Humpback whales, Southern Ocean.
Mister Splashy Pants is the winner by a nautical mile!
It seems like the world couldn't get enough of Mister Splashy Pants with many websites encouraging their readers to vote for 'Splashy'. And as we all know, once the wonderful world of the internet got hold of Mister Splashy Pants, it was all over bar the final splash.
Mister Splashy Pants got a huge 119,367 votes (over 78 percent of the vote) with his nearest rival being Humphrey at 4,329 (less than 3 percent). The rest of the top ten were Aiko, Libertad, Mira, Kaimana, Aurora, Shanti, Amal and Manami.
Many websites also took credit for the rise and rise of the Splashy-Panted One. Some websites encouraged their readers to cheat and vote more than once, while others like Treehugger seemed to imply that Mister Splashy Pants wasn't a proper name for a whale.

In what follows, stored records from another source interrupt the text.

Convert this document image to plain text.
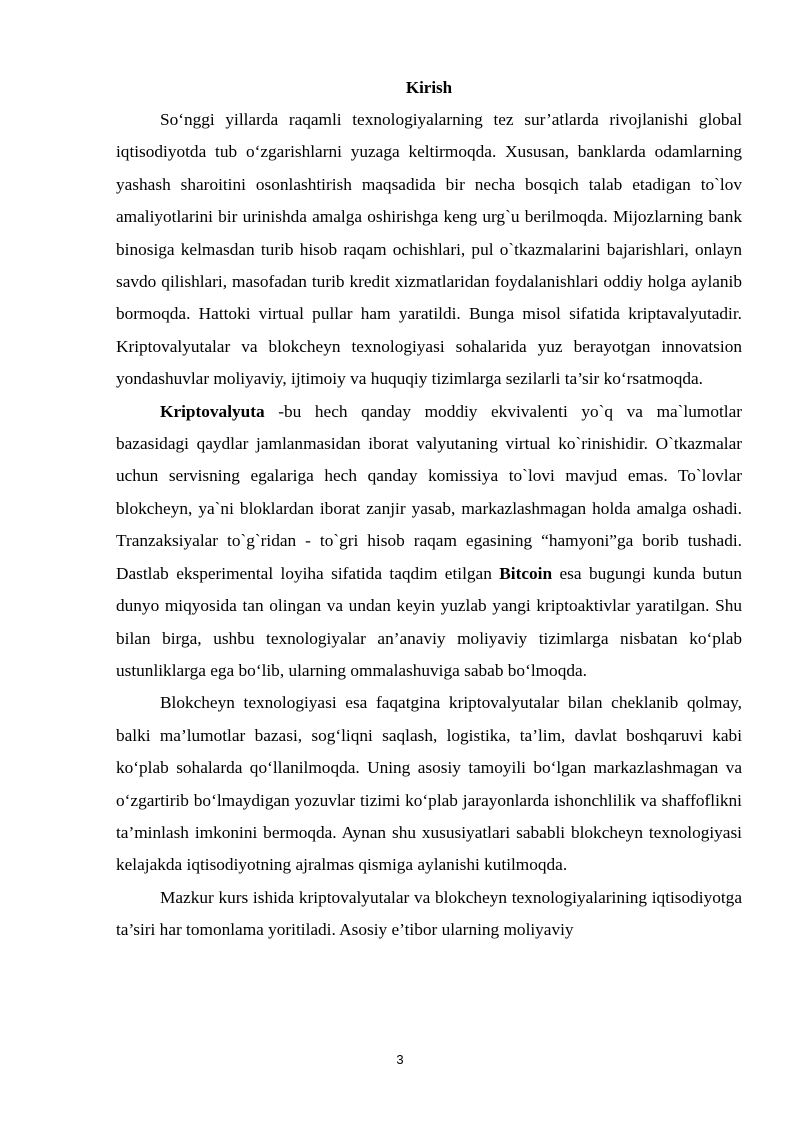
Kirish

So‘nggi yillarda raqamli texnologiyalarning tez sur’atlarda rivojlanishi global iqtisodiyotda tub o‘zgarishlarni yuzaga keltirmoqda. Xususan, banklarda odamlarning yashash sharoitini osonlashtirish maqsadida bir necha bosqich talab etadigan to`lov amaliyotlarini bir urinishda amalga oshirishga keng urg`u berilmoqda. Mijozlarning bank binosiga kelmasdan turib hisob raqam ochishlari, pul o`tkazmalarini bajarishlari, onlayn savdo qilishlari, masofadan turib kredit xizmatlaridan foydalanishlari oddiy holga aylanib bormoqda. Hattoki virtual pullar ham yaratildi. Bunga misol sifatida kriptavalyutadir. Kriptovalyutalar va blokcheyn texnologiyasi sohalarida yuz berayotgan innovatsion yondashuvlar moliyaviy, ijtimoiy va huquqiy tizimlarga sezilarli ta’sir ko‘rsatmoqda.

Kriptovalyuta -bu hech qanday moddiy ekvivalenti yo`q va ma`lumotlar bazasidagi qaydlar jamlanmasidan iborat valyutaning virtual ko`rinishidir. O`tkazmalar uchun servisning egalariga hech qanday komissiya to`lovi mavjud emas. To`lovlar blokcheyn, ya`ni bloklardan iborat zanjir yasab, markazlashmagan holda amalga oshadi. Tranzaksiyalar to`g`ridan - to`gri hisob raqam egasining “hamyoni”ga borib tushadi. Dastlab eksperimental loyiha sifatida taqdim etilgan Bitcoin esa bugungi kunda butun dunyo miqyosida tan olingan va undan keyin yuzlab yangi kriptoaktivlar yaratilgan. Shu bilan birga, ushbu texnologiyalar an’anaviy moliyaviy tizimlarga nisbatan ko‘plab ustunliklarga ega bo‘lib, ularning ommalashuviga sabab bo‘lmoqda.

Blokcheyn texnologiyasi esa faqatgina kriptovalyutalar bilan cheklanib qolmay, balki ma’lumotlar bazasi, sog‘liqni saqlash, logistika, ta’lim, davlat boshqaruvi kabi ko‘plab sohalarda qo‘llanilmoqda. Uning asosiy tamoyili bo‘lgan markazlashmagan va o‘zgartirib bo‘lmaydigan yozuvlar tizimi ko‘plab jarayonlarda ishonchlilik va shaffoflikni ta’minlash imkonini bermoqda. Aynan shu xususiyatlari sababli blokcheyn texnologiyasi kelajakda iqtisodiyotning ajralmas qismiga aylanishi kutilmoqda.

Mazkur kurs ishida kriptovalyutalar va blokcheyn texnologiyalarining iqtisodiyotga ta’siri har tomonlama yoritiladi. Asosiy e’tibor ularning moliyaviy

3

We're sure Treehugger didn't mean it that way but it resulted in a final wave of votes from their readers that took Splashy to an unreachable position at the top of the pod.

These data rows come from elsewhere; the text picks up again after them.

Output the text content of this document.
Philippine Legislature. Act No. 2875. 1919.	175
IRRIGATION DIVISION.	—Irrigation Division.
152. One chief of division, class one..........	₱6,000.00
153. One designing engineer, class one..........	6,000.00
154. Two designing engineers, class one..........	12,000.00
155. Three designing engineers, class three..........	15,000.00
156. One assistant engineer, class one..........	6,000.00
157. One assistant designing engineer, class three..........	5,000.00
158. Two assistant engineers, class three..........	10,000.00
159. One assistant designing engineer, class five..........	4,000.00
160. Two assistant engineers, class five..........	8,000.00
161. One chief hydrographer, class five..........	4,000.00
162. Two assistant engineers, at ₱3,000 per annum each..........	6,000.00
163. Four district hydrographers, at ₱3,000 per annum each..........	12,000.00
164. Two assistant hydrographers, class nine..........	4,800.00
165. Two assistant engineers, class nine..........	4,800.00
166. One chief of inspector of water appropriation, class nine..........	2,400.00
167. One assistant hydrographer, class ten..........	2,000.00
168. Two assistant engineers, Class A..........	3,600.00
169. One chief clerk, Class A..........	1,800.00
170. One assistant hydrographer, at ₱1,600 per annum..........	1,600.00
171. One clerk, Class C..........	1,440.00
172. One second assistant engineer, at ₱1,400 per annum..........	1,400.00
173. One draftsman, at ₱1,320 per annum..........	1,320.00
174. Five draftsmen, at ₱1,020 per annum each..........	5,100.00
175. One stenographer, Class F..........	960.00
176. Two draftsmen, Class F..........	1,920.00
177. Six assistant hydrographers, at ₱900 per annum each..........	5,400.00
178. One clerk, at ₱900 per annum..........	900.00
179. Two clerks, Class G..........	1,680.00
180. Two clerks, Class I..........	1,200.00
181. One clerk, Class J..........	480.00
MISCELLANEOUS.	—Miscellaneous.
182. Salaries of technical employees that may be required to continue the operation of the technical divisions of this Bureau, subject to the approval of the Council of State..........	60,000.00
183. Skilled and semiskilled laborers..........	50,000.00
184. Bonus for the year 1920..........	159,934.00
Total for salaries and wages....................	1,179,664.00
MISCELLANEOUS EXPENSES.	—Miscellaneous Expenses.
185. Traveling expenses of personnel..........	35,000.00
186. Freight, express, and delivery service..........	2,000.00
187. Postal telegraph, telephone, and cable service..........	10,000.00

To everyone who voted for Mister Splashy Pants, now that you've named him, it's time to save him - he might have a great name but he and his friends are still in danger. The only way to be 100 percent sure that 'Splashy' doesn't get harpooned is to stop killing all whales in the Southern Ocean Whale Sanctuary.
For the people who voted for a name other than Mister Splashy Pants, take heart. The scientists involved in the Great Whale Trail tagged 20 humpback whales in the South Pacific. The top 7 names will be used to name whales with a further 5 whales being named by our Whale Defenders.
In the coming days we will post photos of Splashy taken earlier this year in the Pacific. To keep up to date with all the latest news about Mister Splashy Pants and his friends, sign up for your free Whale Mail newsletter.
And last but not least, a big thanks to YOU, the people who made the name-a-whale competition so much fun.